Matters of Common sense?
This month, Gregg Lord’s JEMS.com article on the recent suspensions of Massachusetts EMS providers over falsifying recertification documentation (“Massachusetts EMS Providers Violated Public’s Trust by Falsifying Credentials”) stirred a lot of discussion on personal integrity and continuing education (CE) programs. Also, many readers responded to a July 2010 JEMS panel discussion (“Experts Debate Paramedic Intubation: Should paramedics continue to intubate?”) that delved into whether paramedics should perform endotracheal intubation (ETI) in the field.
When I first became a paramedic in the 1980s, there was no recertification by continuing education. You had to pass a written and practical exam every three years. At the time, I felt it was unfair, as other professions (such as nursing) didn’t have the same requirement. Now, with the CE program (we follow NREMT, 72 hours every two years), I think it’s a fair system—if you honestly complete the requirements.
If you don’t think you’re getting anything out of CE, you’re either attending the wrong classes or you’re not taking your job seriously.
Not everything is black and white, but honesty and integrity are everything in EMS. I was once “asked” by billing at the ambulance service I worked for
to change a run sheet on a transfer to make the patient “unconscious” when he was sitting up and talking to me because insurance wouldn’t pay the $2,000 bill otherwise.

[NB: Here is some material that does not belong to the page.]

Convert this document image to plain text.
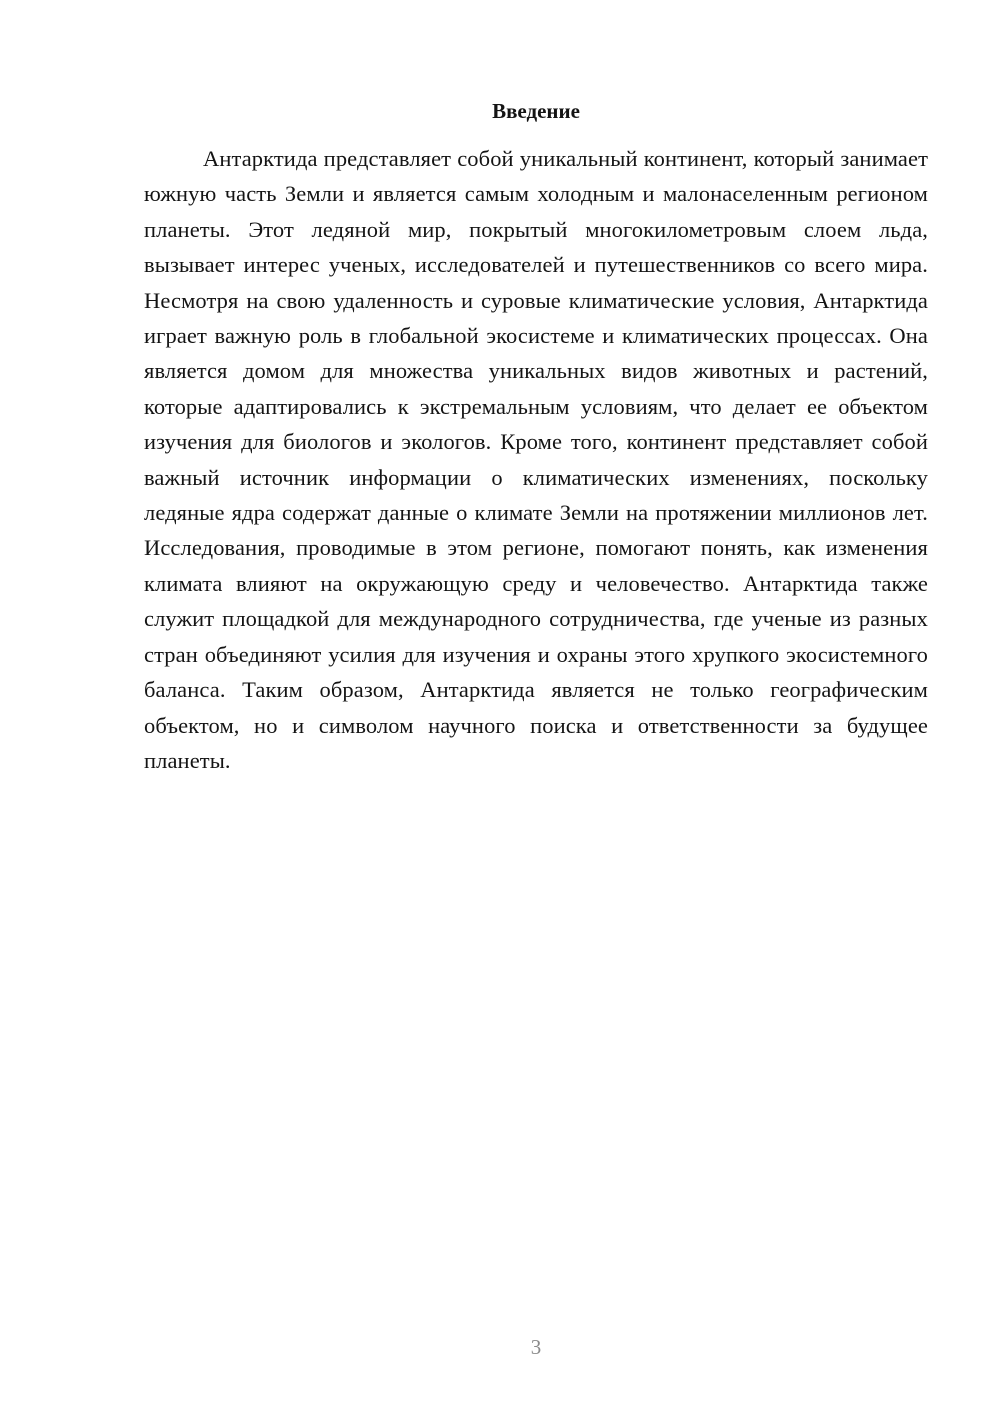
Введение

Антарктида представляет собой уникальный континент, который занимает южную часть Земли и является самым холодным и малонаселенным регионом планеты. Этот ледяной мир, покрытый многокилометровым слоем льда, вызывает интерес ученых, исследователей и путешественников со всего мира. Несмотря на свою удаленность и суровые климатические условия, Антарктида играет важную роль в глобальной экосистеме и климатических процессах. Она является домом для множества уникальных видов животных и растений, которые адаптировались к экстремальным условиям, что делает ее объектом изучения для биологов и экологов. Кроме того, континент представляет собой важный источник информации о климатических изменениях, поскольку ледяные ядра содержат данные о климате Земли на протяжении миллионов лет. Исследования, проводимые в этом регионе, помогают понять, как изменения климата влияют на окружающую среду и человечество. Антарктида также служит площадкой для международного сотрудничества, где ученые из разных стран объединяют усилия для изучения и охраны этого хрупкого экосистемного баланса. Таким образом, Антарктида является не только географическим объектом, но и символом научного поиска и ответственности за будущее планеты.

3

I refused and threatened to go to the state bureau of EMS. I know tons of people who renew their CPR card by getting an instructor to “sign off” on it.
User Mike Grill
Thank you for that insightful and provocative discussion. Once again, JEMS proves itself to be at the forefront of bringing great information to the table. As a paramedic of 22 years with few ETI experiences, I’ve become a firm believer that, in urban settings, it’s a waste of valuable time to spend 20 minutes on scene trying to perform ETI when you’re five minutes to the closest ED. If the airway is patent, then use the bag-valve mask (BVM). If you can’t get the endotracheal tube in two tries, then go to a Combitube or King Airway. Common sense should tell you to stop wasting time and not let your patient suffer from anoxia; get to the hospital using the BVM to assist.
Thanks again for the intelligent discussion. I think you’re correct in stating that airway management will look very different in five years in EMS. I welcome the changes.